Paul
Goble
Staunton, March 4 – The Putin regime
is reviving a great deal from the Soviet past, Mikhail Polyakov says, so much
that “it sometimes seems that some colossal time machine has returned the
country to 1935.” But so far it has not brought
back “certain effective methods” like “show trials.”
In a comment for Plubizist portal, the Russian blogger
says that “in Stalin’s and Khrushchev’s times, such trials were one of the most
powerful tools of propaganda and the confessions of the accused had “the most
powerful psychological impact” on the Soviet population and the world (publizist.ru/blogs/111086/23689/).
“What a wonderful practice!” Polyakov
says with admiration. Just imagine how effectively it could be used against
those involved with corruption. A quick and widely covered trial in which the
accused would confess and then punishment meted out at the demand of the population.
There could be “dozens” of such
trials throughout the country so that they would appear “in each television
news broadcast.” They would need to be held “in enormous halls” or even “in stadium
so that people could go to the show.”
Think of the message it would send not only to the corrupt but to the entire
Russian people!
Today, the blogger says, “there is
one serious obstacle to all this.” Those who involved in corruption in Russia
immediately appeal to their friends in power and thus get off. They wouldn’t like being exposed by show
trials. But that only means that such procedures could be even more useful.

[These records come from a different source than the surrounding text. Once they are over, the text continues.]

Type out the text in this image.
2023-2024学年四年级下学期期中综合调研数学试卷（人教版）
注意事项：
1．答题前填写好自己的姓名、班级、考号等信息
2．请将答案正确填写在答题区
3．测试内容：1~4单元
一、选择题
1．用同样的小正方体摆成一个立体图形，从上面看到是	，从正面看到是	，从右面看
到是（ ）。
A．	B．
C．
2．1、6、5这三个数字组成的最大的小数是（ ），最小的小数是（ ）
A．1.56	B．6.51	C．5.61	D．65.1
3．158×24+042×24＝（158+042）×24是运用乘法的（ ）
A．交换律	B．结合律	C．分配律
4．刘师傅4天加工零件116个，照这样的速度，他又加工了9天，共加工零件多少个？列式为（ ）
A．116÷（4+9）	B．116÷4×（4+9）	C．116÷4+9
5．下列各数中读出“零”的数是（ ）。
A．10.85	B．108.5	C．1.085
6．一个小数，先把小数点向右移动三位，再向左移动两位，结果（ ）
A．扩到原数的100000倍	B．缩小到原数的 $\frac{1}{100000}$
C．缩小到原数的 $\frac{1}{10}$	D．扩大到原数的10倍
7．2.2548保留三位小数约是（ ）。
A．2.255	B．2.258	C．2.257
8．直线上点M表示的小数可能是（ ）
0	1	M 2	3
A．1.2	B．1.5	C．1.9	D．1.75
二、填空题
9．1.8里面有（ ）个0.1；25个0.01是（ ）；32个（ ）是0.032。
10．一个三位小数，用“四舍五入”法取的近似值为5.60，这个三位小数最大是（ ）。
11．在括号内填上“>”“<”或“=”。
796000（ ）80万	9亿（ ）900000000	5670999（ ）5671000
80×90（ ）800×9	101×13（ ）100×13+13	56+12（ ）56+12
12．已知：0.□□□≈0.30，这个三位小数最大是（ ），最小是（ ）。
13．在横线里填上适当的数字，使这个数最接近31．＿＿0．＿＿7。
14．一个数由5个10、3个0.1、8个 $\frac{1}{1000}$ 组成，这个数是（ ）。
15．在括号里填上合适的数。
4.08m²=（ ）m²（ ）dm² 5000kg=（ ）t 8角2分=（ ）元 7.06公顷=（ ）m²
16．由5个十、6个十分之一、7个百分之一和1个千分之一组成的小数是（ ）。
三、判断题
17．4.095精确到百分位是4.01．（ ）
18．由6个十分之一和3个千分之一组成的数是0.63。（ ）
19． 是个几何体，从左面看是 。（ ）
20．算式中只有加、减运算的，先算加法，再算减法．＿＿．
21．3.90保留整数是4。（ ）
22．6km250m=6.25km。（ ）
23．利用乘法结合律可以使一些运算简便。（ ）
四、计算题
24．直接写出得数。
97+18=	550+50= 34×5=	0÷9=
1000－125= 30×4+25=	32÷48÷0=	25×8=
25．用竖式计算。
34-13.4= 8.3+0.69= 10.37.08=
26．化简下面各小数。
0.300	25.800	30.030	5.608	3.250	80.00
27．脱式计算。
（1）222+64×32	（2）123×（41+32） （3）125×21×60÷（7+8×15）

Whether this action will gain any
traction in the Kremlin is uncertain, but at the end of last week, one more
revival of the Soviet past in Putin’s Russia arose: the Ministry of Culture has
proposed giving theaters the right to show Soviet films without having to pay
any royalties, thus guaranteeing them a profit and the regime the right message
(kommersant.ru/doc/3565463).
But sometimes this focus on the
Soviet past has consequences the current regime can’t possibly want: It leads
Russians to draw comparisons not between the regime’s favored heroes from that
period but from those whom it is most critical of. Often, Russians draw
comparisons between Putin and Gorbachev in that both seem to be putting the
survival of the country at risk.
A more immediate and interesting
comparison, however, is offered by pensioner Nikolay Travkin who says that when
he listens to the Russian president speak, he is thrown back to his
childhood. “I look at Putin, and I hear either
Khrushchev or Brezhnev,” neither of whom is in Putin’s pantheon of Soviet
greats (echo.msk.ru/blog/nitravkin/2158678-echo/).